Paradoxalement il est revenu, lors d’un débat ce 17 janvier au Parlement européen à Strasbourg, à un certain Monsieur Javier Solana, ancien patron de l’OTAN, architecte ad hominus de ces interventions et aujourd’hui dessinateur de la nouvelle géopolitique pan-européenne, de mettre les choses à leur place et ses interlocuteurs face à leurs responsabilités. Invité par des parlementaires pour s’expliquer sur l’usage de l’uranium appauvri, notre important personnage répondit « mais c’est vous-mêmes, dans cette salle, qui m’aviez pressé d’agir », laissant entendre que sous ces pressions, lui ou son administration n’avaient pas eu de temps de s’occuper de telles broutilles, de réviser les détails techniques de l’armement utilise, de faire le contrôle-qualité du matériel à fournir.
Merci donc à don Javier de situer les vrais termes du débat. Merci de nous rappeler que l’enjeu n’est tant celui de juger sur les instruments d’un crime mais sur le crime lui-même et ses vraies motivations. Parce qu’à quoi bon assurer, pour l’avenir, que les fusées n’aient plus d’U 238, que les projectiles ne soient plus en mesure de dégager des poussières toxiques, si le nettoyage de ces instruments ne les empêchent pas d’accomplir le sale crime. Bien sur qu’il incombe aux résistants à la nouvelle hégémonie de dénoncer ce grave mépris additionnel qu’implique l’absence de toute précaution dans l’emploi de ces engins de mort. Mais, surtout, qu’ils ne laissent pas tomber dans l’oubli le fait que les projectiles de l’OTAN sur le sol balkanique n’ont pas laissé que des restes d’uranium. Ils ont, surtout, consacré le début de la fin du système des Nations Unies et des mécanismes de protection de la paix du Conseil de sécurité. Ils ont porté atteinte à la prééminence ou, pour le moins, à la participation des parlements nationaux dans les grandes et graves décisions touchant aux questions du maintien de la paix et de la guerre, ils ont démoli les options de négociation et de dialogue au profit d’une logique d’agression et d’arrogance militaire.

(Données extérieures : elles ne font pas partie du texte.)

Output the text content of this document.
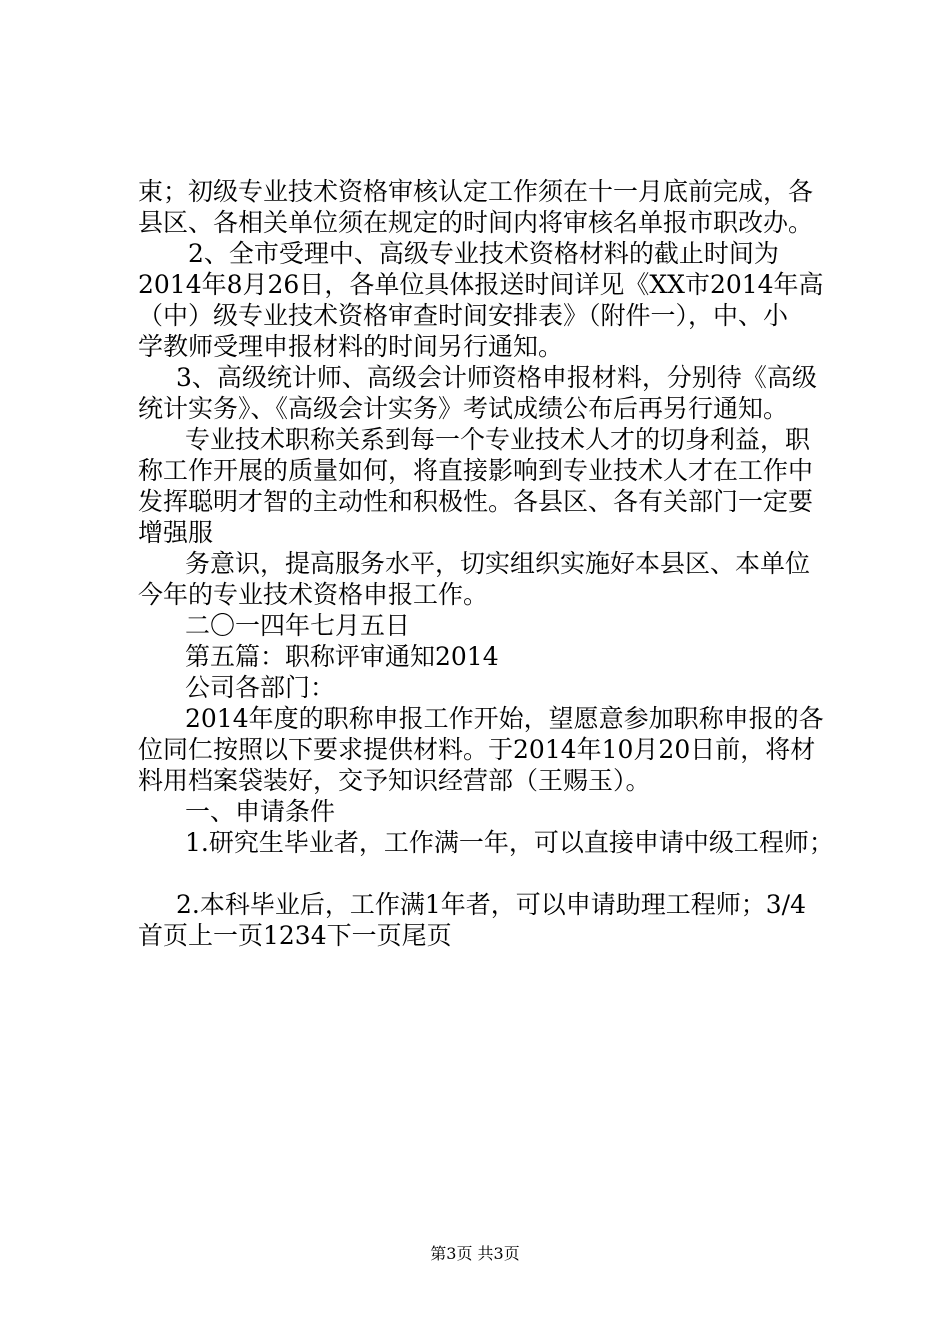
束；初级专业技术资格审核认定工作须在十一月底前完成，各
县区、各相关单位须在规定的时间内将审核名单报市职改办。
2、全市受理中、高级专业技术资格材料的截止时间为
2014年8月26日，各单位具体报送时间详见《XX市2014年高
（中）级专业技术资格审查时间安排表》（附件一），中、小
学教师受理申报材料的时间另行通知。
3、高级统计师、高级会计师资格申报材料，分别待《高级
统计实务》、《高级会计实务》考试成绩公布后再另行通知。
专业技术职称关系到每一个专业技术人才的切身利益，职
称工作开展的质量如何，将直接影响到专业技术人才在工作中
发挥聪明才智的主动性和积极性。各县区、各有关部门一定要
增强服
务意识，提高服务水平，切实组织实施好本县区、本单位
今年的专业技术资格申报工作。
二〇一四年七月五日
第五篇：职称评审通知2014
公司各部门：
2014年度的职称申报工作开始，望愿意参加职称申报的各
位同仁按照以下要求提供材料。于2014年10月20日前，将材
料用档案袋装好，交予知识经营部（王赐玉）。
一、申请条件
1.研究生毕业者，工作满一年，可以直接申请中级工程师；
2.本科毕业后，工作满1年者，可以申请助理工程师；3/4
首页上一页1234下一页尾页
第3页 共3页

Qu’ils n’oublient pas non plus que ces interventions ont érigé l’imposture en credo et praxis : sous prétexte de motivations humanitaires, on a mis en œuvre des visés géopolitiques, dont des pays tiers devront payer les conséquences. Les faits de l’agression contre la Yougoslavie sont peut être encore trop frais et trop grands pour qu’on puisse vraiment calibrer sa réelle gravité. Mais on peut attribuer sans grand risque d’erreur à ce que le monde a connu au printemps 99, une certaine symétrie historique avec ce que l’Europe – et le monde – vécurent en 1936 lors de la guerre civile espagnole, c’est à dire le préface d’un nouveau modèle de gestion des conflits, l’avènement de nouvelles hégémonies avec toutes les séquelles que le monde a connues.

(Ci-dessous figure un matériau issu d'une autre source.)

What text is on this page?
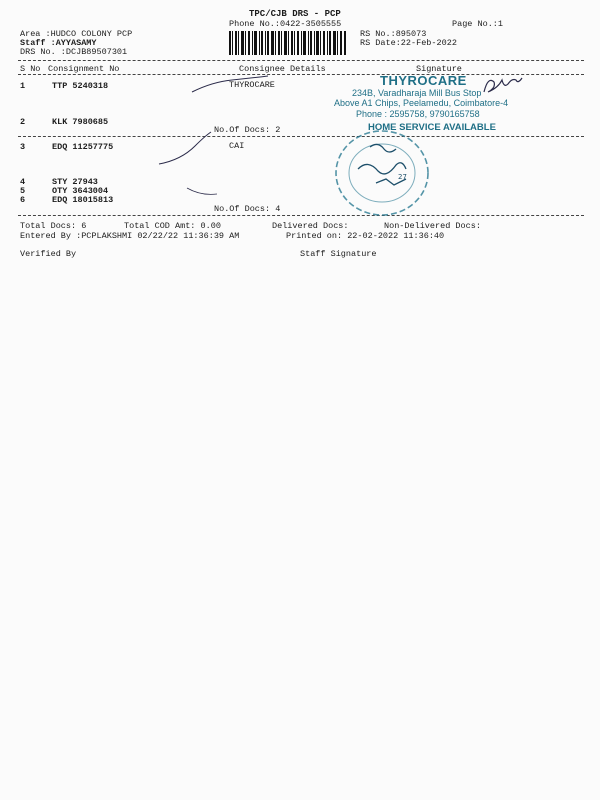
TPC/CJB DRS - PCP
Phone No.:0422-3505555	Page No.:1
Area :HUDCO COLONY PCP
Staff :AYYASAMY
DRS No. :DCJB89507301
RS No.:895073
RS Date:22-Feb-2022
S No Consignment No	Consignee Details	Signature
1	TTP 5240318	THYROCARE
2	KLK 7980685
No.Of Docs: 2
3	EDQ 11257775	CAI
4	STY 27943
5	OTY 3643004
6	EDQ 18015813
No.Of Docs: 4
Total Docs: 6	Total COD Amt: 0.00	Delivered Docs:	Non-Delivered Docs:
Entered By :PCPLAKSHMI 02/22/22 11:36:39 AM	Printed on: 22-02-2022 11:36:40
Verified By	Staff Signature
THYROCARE
234B, Varadharaja Mill Bus Stop
Above A1 Chips, Peelamedu, Coimbatore-4
Phone : 2595758, 9790165758
HOME SERVICE AVAILABLE
27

En ce sens, le cri d’Alexandre Zinoviev d’avril 99 mérite toute notre attention : il annonçait le début d’un nouveau totalitarisme post-démocratique et dénonçait, que par ses procédés, l’Occident était en train de dépasser, avec l’hypocrisie en plus, les comportements staliniens et nazis. Il ne s’agit nullement pour ce chroniqueur de chercher une personnalisation du problème. Mais il se fait qu’au-delà de la nature et de l’évaluation de ses services Javier Solana, par ses réalisations et son itinéraire, semble bien illustrer (ainsi que, par exemple, ses amis Joschka Fischer ou Daniel Cohn-Bendit), un certain désordre moral qui caractérise notre fin du siècle. Parce que l’ancien militant anti-OTAN de ses années de fac, chargé d’activer le bouton des missiles de la même entité quelques années plus tard, a eu bien une place de choix dans l’inspiration et l’exécution de l’ensemble des dégâts mentionnés ci-dessus. De sorte que, le vrai problème, si l’on devait résumer, n’est peut-être pas le syndrome des Balkans, mais le syndrome Solana.